Tuesday, May 17, 2022

End of the road, beginning of a new journey

My father died while I was driving 70 mph on I-40 in traffic conditions that left no room for feelings, so I comforted myself with the thought that at least I was trying to reach him in time. In a grueling and occasionally joyful journey full of misunderstandings and missed connections, we never stopped trying to reach each other.

That attempt has been complicated by distance, Dad's health problems, and technical difficulties. Our recent phone calls have mostly consisted of me yelling inane pleasantries down the phone line and him responding, "What was that? I can't hear you." Nevertheless communication did occasionally occur; for instance a few weeks ago I realized that things had gotten serious when Dad admitted that he'd been watching college softball coverage because he could no longer find the golf channel. You might as well take away his oxygen!

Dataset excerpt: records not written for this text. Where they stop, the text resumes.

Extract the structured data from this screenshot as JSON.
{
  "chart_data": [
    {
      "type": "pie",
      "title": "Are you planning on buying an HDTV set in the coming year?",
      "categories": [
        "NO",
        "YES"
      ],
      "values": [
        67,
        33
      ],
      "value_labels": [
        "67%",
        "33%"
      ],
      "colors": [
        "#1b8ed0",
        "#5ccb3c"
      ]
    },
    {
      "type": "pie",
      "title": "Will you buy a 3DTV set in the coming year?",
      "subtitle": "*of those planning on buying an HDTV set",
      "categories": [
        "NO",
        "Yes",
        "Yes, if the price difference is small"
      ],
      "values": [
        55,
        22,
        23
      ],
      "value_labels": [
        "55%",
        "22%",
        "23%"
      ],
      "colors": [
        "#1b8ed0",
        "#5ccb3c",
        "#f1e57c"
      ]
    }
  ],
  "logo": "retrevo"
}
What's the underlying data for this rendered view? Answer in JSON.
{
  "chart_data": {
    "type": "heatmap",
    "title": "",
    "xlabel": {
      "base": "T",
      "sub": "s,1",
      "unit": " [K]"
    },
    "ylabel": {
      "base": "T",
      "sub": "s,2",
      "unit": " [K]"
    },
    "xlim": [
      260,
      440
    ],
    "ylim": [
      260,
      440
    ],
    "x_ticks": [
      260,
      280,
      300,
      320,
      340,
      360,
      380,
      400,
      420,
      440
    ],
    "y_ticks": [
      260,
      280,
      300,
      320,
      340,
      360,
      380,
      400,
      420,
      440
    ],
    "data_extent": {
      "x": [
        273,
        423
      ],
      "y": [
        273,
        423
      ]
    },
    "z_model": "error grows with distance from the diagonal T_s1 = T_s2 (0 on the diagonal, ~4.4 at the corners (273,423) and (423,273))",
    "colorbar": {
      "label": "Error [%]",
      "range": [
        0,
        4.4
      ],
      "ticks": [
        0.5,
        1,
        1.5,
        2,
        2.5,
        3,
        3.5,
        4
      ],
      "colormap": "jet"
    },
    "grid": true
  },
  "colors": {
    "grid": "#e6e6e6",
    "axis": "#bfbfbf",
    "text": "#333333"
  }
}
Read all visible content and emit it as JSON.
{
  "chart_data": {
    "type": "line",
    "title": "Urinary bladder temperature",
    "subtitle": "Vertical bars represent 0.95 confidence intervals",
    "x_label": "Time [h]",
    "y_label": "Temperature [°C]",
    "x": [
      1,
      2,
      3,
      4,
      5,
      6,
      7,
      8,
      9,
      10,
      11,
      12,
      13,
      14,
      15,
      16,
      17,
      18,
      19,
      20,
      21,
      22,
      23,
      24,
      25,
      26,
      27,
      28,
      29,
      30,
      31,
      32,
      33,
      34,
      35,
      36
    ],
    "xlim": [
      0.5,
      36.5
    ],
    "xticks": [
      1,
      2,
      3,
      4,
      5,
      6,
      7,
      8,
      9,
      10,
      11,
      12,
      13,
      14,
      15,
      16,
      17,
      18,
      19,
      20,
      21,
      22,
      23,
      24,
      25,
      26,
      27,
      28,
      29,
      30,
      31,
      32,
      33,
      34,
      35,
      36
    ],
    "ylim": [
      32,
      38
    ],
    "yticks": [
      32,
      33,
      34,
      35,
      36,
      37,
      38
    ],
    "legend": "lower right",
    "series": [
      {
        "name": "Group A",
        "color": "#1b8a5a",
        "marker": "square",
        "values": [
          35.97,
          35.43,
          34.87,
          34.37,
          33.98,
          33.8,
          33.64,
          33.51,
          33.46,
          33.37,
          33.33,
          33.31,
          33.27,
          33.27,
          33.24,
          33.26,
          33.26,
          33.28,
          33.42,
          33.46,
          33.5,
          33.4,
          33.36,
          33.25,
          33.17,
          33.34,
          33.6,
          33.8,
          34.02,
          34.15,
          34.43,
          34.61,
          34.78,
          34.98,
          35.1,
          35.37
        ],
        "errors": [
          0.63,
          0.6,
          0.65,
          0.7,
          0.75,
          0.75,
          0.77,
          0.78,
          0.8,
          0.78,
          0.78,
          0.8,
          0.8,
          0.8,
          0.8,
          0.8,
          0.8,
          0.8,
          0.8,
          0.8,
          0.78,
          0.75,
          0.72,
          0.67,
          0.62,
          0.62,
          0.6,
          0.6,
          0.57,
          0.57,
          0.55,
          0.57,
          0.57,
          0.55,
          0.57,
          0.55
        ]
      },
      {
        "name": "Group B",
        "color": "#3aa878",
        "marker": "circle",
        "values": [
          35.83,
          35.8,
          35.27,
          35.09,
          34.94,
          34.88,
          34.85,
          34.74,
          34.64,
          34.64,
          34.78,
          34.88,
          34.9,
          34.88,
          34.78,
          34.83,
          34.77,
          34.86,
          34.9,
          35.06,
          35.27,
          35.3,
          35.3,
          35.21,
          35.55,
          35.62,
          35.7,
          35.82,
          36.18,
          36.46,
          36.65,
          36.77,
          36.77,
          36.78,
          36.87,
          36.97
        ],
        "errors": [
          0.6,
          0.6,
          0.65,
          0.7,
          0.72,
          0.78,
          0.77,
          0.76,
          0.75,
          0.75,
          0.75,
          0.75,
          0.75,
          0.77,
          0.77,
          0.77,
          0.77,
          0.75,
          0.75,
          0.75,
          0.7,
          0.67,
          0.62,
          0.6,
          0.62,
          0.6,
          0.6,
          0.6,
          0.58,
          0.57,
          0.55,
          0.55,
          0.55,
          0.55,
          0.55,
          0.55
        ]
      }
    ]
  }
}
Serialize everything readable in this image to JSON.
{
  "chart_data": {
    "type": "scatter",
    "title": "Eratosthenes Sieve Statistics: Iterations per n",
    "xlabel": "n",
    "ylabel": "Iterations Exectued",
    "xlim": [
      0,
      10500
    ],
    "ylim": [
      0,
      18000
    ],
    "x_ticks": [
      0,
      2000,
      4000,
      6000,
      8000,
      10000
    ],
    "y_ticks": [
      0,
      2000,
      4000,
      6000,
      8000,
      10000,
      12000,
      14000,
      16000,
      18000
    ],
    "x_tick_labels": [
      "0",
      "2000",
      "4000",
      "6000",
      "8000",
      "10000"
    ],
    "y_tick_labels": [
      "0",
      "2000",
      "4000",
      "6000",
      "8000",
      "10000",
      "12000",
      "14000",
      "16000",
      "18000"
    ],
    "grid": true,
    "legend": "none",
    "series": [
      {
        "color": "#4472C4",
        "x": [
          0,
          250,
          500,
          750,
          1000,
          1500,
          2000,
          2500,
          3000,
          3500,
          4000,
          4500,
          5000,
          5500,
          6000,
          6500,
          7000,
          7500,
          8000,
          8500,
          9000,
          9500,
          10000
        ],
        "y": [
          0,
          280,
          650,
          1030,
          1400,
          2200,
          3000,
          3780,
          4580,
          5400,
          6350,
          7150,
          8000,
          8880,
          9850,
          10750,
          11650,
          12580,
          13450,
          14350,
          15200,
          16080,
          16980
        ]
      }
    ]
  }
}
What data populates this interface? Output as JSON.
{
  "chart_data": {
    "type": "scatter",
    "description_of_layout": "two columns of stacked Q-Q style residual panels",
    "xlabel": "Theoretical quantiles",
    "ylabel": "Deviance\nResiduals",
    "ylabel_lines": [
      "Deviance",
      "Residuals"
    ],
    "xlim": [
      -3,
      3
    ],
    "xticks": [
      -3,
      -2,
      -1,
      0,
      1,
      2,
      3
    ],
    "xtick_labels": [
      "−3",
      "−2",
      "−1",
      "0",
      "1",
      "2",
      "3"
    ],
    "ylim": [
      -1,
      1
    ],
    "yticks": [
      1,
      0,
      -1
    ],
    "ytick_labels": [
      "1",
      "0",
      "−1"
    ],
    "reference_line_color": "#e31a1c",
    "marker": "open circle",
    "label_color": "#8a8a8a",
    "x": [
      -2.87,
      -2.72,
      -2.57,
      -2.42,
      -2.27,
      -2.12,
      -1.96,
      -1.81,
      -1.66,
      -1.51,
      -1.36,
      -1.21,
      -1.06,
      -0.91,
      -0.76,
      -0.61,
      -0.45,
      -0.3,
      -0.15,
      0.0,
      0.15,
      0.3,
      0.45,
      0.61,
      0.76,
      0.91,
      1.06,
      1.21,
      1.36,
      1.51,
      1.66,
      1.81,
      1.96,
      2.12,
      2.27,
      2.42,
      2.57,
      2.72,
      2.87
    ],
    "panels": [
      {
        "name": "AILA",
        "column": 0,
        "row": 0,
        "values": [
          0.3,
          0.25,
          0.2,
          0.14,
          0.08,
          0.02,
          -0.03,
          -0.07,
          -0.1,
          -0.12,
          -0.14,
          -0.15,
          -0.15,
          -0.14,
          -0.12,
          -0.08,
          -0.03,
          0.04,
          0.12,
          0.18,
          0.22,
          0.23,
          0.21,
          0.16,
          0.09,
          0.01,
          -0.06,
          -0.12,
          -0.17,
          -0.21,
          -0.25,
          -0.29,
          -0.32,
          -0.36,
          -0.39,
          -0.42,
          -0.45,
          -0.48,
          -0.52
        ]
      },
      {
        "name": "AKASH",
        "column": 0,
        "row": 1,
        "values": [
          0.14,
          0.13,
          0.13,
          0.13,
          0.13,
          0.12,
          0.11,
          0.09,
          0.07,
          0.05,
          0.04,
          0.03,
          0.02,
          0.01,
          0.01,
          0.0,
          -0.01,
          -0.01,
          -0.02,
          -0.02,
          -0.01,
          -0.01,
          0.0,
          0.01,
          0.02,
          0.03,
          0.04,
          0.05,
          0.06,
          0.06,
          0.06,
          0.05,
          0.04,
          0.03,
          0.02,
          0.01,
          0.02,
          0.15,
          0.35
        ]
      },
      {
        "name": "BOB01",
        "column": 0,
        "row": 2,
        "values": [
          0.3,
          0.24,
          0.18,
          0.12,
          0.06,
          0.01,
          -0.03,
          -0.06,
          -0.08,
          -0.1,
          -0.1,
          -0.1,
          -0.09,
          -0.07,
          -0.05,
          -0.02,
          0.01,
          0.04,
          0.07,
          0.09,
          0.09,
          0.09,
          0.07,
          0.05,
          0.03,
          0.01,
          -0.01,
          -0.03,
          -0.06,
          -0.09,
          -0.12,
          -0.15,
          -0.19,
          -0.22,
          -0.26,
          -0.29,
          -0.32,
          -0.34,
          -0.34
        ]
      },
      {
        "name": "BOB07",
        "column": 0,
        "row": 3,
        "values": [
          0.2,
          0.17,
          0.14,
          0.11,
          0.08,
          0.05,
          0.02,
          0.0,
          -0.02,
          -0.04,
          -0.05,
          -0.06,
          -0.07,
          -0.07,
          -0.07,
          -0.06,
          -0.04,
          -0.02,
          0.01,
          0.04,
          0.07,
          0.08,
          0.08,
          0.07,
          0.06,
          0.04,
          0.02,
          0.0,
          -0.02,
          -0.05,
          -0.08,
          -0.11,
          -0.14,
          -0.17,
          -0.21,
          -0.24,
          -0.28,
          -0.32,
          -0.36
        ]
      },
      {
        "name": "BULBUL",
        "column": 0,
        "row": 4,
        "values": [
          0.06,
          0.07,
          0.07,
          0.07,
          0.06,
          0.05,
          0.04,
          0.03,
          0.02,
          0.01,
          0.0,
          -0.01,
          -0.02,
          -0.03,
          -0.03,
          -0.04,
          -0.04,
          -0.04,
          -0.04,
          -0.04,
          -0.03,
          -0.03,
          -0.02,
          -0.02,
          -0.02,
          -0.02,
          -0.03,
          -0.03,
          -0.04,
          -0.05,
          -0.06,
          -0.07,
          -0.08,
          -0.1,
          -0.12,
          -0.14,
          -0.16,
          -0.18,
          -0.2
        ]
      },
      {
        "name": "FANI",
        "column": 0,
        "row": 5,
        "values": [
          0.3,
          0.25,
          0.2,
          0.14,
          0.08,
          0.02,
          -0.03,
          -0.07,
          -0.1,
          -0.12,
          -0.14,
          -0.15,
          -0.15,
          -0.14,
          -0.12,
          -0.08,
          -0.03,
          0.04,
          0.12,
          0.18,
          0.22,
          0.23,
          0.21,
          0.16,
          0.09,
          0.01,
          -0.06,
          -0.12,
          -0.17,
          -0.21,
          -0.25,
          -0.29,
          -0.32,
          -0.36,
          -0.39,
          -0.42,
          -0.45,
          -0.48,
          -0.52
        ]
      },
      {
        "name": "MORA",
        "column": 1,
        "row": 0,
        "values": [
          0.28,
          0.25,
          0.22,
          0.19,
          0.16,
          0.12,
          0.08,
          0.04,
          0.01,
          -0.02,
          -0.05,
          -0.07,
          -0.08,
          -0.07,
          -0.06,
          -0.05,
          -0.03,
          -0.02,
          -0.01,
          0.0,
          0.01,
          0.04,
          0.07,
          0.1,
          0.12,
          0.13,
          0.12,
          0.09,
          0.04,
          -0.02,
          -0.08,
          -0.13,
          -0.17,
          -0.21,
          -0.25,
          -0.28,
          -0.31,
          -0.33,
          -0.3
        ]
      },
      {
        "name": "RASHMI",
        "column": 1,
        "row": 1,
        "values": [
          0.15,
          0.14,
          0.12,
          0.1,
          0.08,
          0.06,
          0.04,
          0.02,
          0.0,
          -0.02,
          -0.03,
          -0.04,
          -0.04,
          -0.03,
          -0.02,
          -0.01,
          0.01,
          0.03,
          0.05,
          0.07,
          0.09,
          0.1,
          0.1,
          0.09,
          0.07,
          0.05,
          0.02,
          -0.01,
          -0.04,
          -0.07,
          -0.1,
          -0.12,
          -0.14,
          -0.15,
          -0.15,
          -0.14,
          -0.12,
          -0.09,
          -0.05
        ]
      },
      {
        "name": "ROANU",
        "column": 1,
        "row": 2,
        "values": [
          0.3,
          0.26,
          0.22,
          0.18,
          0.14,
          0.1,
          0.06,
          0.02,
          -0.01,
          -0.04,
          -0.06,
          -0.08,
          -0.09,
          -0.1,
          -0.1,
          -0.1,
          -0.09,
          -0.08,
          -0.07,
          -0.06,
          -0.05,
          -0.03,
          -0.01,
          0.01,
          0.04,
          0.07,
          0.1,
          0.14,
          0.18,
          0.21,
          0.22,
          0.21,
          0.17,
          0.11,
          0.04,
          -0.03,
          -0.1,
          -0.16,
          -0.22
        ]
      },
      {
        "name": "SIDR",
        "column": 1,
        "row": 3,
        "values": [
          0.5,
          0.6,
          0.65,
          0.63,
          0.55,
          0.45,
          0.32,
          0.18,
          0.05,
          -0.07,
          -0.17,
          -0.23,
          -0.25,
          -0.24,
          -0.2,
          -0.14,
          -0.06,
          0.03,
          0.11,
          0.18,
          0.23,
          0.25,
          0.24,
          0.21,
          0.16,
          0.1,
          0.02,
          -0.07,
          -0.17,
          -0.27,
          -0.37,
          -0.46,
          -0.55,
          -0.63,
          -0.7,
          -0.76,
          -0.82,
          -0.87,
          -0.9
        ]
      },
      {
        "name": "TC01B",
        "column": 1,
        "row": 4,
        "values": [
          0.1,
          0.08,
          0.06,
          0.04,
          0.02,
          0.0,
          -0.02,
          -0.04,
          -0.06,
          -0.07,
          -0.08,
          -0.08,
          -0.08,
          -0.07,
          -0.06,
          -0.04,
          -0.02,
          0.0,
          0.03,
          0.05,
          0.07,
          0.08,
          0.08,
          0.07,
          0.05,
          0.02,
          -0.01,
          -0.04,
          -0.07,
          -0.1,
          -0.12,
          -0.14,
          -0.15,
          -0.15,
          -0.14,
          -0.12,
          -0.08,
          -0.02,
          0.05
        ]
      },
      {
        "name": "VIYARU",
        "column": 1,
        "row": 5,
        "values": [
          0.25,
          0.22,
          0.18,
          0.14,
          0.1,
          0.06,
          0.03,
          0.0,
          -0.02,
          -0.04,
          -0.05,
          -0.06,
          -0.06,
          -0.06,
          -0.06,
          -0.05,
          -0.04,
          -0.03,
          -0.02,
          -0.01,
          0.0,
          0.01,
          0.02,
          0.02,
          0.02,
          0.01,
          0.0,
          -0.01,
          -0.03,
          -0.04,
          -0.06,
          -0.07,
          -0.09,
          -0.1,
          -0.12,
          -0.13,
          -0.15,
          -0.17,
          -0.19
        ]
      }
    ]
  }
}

Low oxygen levels caused other problems in bridging the gap, making it difficult for Dad to come up with common words, including, sometimes, oxygen. We were talking on the phone a few weeks ago when Dad tried to tell me something about "that thing I take," and I offered several possible words for thing: Medication? Physical therapy? Vitamins? "No," he said in some distress, "The thing I breathe." Oxygen. So necessary, in so many ways.

But congestive heart failure creates supply-chain issues re: oxygen, especially when lung cancer is busy tearing up all the roads and bridges. We all saw the decline coming, and I'd planned to drive down to North Carolina today for what would surely be our final visit. Then last week pneumonia sent Dad to the hospital, erecting further barriers to communication. 

On Sunday afternoon, my brother put his cell phone on speaker so Dad and I could talk. I know he heard me when I told him about our granddaughter's upcoming birthday party, because he responded, very clearly, "I'll be sure to be there." Those were the last coherent words I heard from him, and what a nice thought! Even as lack of oxygen was taking him farther and farther from us, he kept promising further connection.

I spoke to him again yesterday but heard no clear reply, but by then I'd already packed up and hit the road a day early. The doctors said multiple organ failure and palliative care and just a matter of time, but I heard an urgent call to get there before it was too late. Perfect weather, minimal traffic, very little road construction--ideal conditions for a road trip, which I made in record time. Nevertheless I was over an hour from Raleigh when my brother called to say it was too late. 

What could I do? I kept on driving. I'll be sure to be there, he'd told me, always hopeful that we could find a way to meet and hug and communicate, even when the words wouldn't come. And now there's nothing left to say.

Francis Zelesky, 1933-2022


nicoleandmaggie said...

I'm so sorry for your loss.

LJL said...

I'm so sorry. Sending prayers of love and comfort.

Bardiac said...

I'm so sorry for your loss. My thoughts are with you.

reflectiveprof said...

My sympathies, Bev. What a beautiful post.

Bev said...

Thanks, all. We've been keeping busy cleaning out Dad's rooms and dealing with his affairs, and we keep hearing stories from people who appreciated Dad. It has been a very therapeutic time.